Tipps für einen sicheren Einstieg
Die ersten 30 Sekunden entscheiden. Der Kältereiz löst reflexartig tiefes Einatmen und Hyperventilation aus, Puls und Blutdruck schnellen hoch. Ruhig und lang ausatmen, Kopf über Wasser, und den Körper vorher gewöhnen: erst kalt duschen, dann Beine und Arme, dann ganz hinein.[4]

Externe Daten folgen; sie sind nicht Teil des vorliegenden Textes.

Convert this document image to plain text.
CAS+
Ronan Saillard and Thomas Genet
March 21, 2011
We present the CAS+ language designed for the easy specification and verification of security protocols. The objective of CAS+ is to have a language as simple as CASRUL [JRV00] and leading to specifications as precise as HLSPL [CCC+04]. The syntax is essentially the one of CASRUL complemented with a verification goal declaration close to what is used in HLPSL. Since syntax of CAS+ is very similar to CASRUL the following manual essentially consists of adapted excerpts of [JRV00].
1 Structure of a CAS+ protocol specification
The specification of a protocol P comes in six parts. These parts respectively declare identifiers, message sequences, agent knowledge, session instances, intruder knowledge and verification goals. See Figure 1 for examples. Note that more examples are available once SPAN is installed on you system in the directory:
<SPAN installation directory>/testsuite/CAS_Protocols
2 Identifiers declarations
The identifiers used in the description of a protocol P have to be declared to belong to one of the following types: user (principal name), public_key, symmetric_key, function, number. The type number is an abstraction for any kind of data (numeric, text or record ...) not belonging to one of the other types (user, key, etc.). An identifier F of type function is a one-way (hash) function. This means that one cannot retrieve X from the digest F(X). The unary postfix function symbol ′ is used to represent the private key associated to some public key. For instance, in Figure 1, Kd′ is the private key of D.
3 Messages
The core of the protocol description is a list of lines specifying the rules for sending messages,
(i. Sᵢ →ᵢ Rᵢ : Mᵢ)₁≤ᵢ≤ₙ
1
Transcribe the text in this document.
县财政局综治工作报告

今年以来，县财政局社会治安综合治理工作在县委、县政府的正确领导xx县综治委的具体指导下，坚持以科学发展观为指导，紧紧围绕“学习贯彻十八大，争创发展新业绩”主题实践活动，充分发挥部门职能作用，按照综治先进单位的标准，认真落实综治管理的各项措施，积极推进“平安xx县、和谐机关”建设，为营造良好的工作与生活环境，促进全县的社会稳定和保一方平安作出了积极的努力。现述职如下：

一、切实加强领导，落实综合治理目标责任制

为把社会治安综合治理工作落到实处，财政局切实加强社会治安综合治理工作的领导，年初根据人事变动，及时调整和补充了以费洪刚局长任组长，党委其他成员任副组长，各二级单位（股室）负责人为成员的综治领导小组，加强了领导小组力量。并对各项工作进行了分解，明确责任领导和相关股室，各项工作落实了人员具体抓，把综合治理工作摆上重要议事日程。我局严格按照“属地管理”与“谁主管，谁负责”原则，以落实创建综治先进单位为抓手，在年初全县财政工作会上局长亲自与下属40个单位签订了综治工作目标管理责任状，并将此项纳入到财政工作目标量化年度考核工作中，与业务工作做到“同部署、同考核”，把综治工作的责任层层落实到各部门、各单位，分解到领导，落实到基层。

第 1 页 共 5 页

Bade nicht allein, gerade am Anfang und in offenen Gewässern.[4] Wer niemanden dabei hat, ist in einem Becken in der Nähe besser aufgehoben als im See. Danach heißt es aktiv aufwärmen: abtrocknen, warm anziehen, bewegen, kein heißes Bad direkt im Anschluss. Und bei Herz-Kreislauf-Beschwerden, Bluthochdruck oder einer Schwangerschaft wird das erste Bad vorher ärztlich besprochen.[4]
Fazit
Zwei bis drei Bäder pro Woche bei 11 bis 15 °C sind ein guter Rahmen. Geht es dir um den Muskelkater nach einer harten Ausdauereinheit, sind 11 bis 15 Minuten die untersuchte Dosis.[1] Geht es dir um Kraft und Muskelaufbau, hältst du die Kälte vom Training fern.[2] Und für alles andere gilt: kurz, regelmäßig und mit Respekt vor der ersten Minute.
Hinweis: Dieser Artikel dient der Information und ersetzt keine ärztliche Beratung. Bei gesundheitlichen Bedenken frag bitte eine Ärztin oder einen Arzt.
Quellen
- 1 Can Water Temperature and Immersion Time Influence the Effect of Cold Water Immersion on Muscle Soreness? , Sports Medicine (2016)
- 2 Post-exercise cold water immersion attenuates acute anabolic signalling and long-term adaptations in muscle to strength training , The Journal of Physiology (2015)
- 3 The Effect of Cold Showering on Health and Work: A Randomized Controlled Trial , PLoS ONE (2016)
- 4 Cold water immersion: kill or cure? , Experimental Physiology (2017)
- 5 Cold-water immersion (cryotherapy) for preventing and treating muscle soreness after exercise , Cochrane Database of Systematic Reviews (2012)
Max badet seit 2019 regelmäßig kalt, hat den größten Teil der Betriebe in diesem Verzeichnis selbst besucht oder angerufen und schreibt hier über Kälte, Regeneration und die Frage, was davon belegt ist und was nicht.